All that denial of food during the dieting phase causes them to oink out during the non-dieting phase and it ends up being a two forkfuls forward, one forkful back approach that often leads to disappointing results.
The approach outlined in the current study, however, was different in that it employed intermittent calorie reduction (instead of intermittent fasting).

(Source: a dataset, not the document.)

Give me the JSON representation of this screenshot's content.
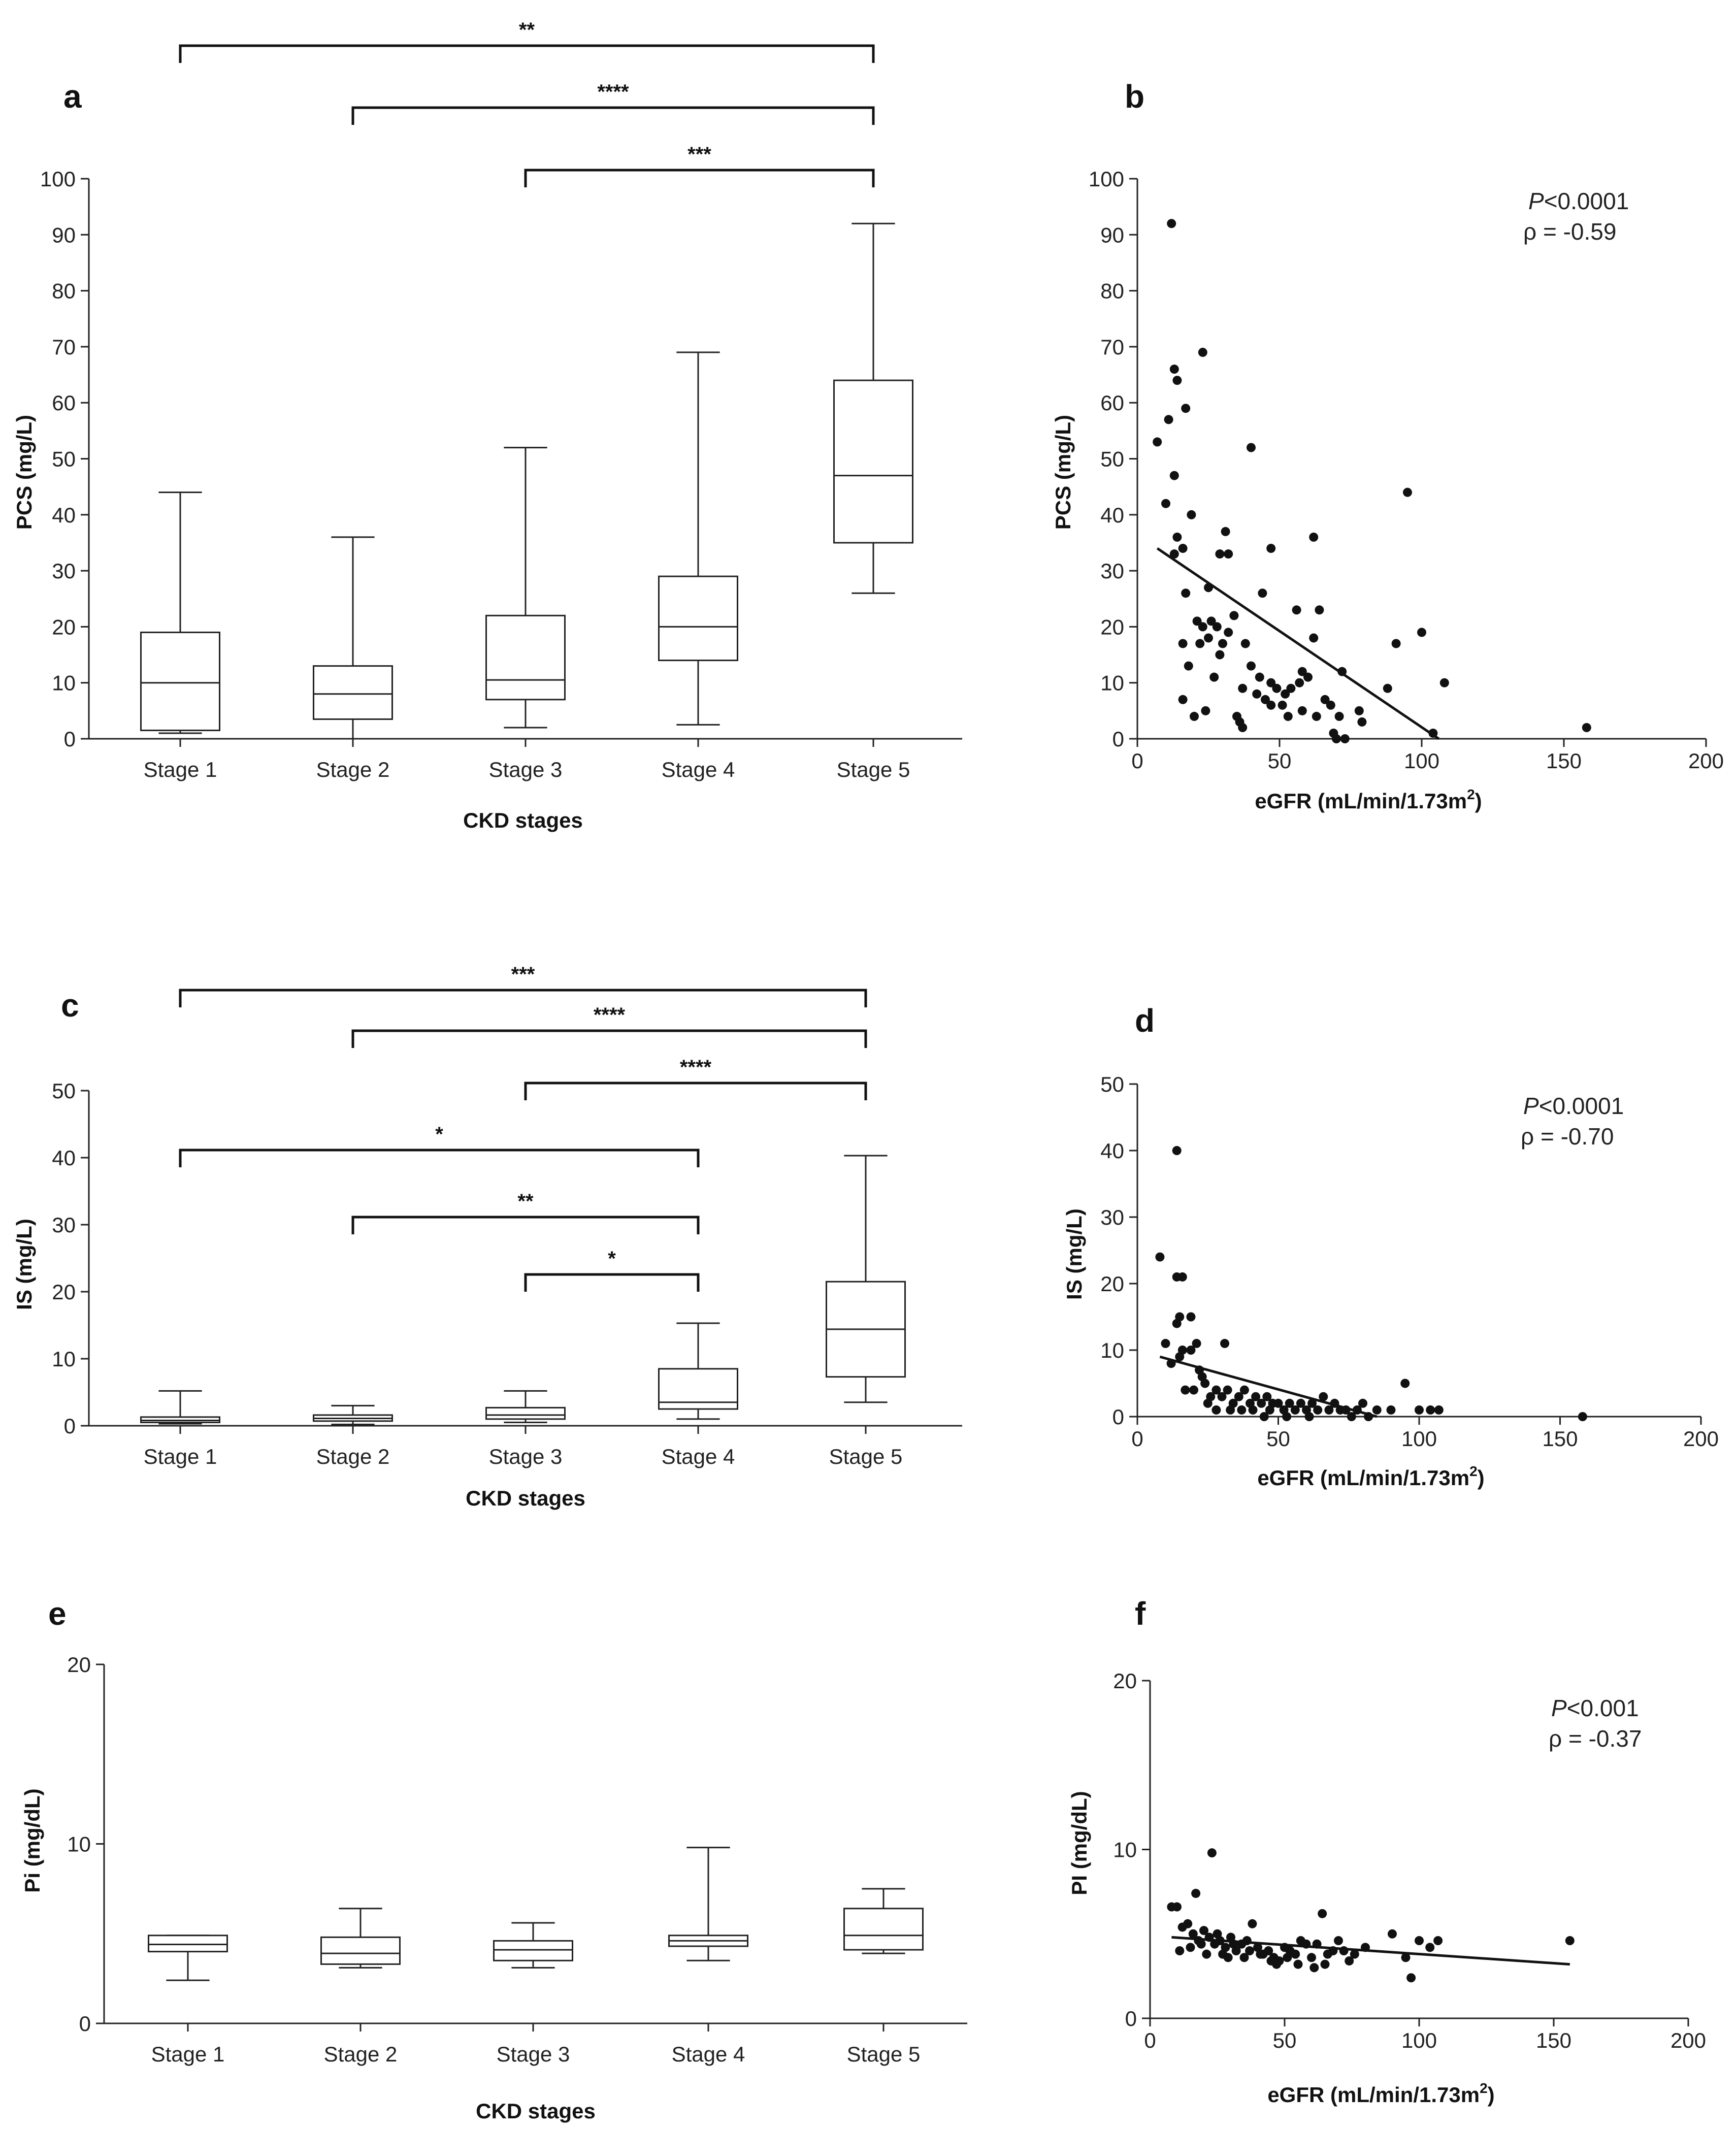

Dieting phases were equal to non-dieting phases, time-wise, and the non-dieting phases required that dieters eat a maintenance diet, instead of a “normal” diet where one’s appetites can get the best of them.
It was undeniably successful, but why the intermittent calorie reduction approach worked better than the conventional calorie deprivation diet in keeping participants from yo-yoing back to their pre-diet weight is somewhat of a mystery, though.
Regardless, the take-home doggy bag message is that if you want to follow a calorie restriction diet, it seems the intermittent approach is the way to go.
- Byrne, NM, et al. “Intermittent energy restriction improves weight loss efficiency in obese men: the MATADOR study.” International Journal of Obesity, 17, August, 2017.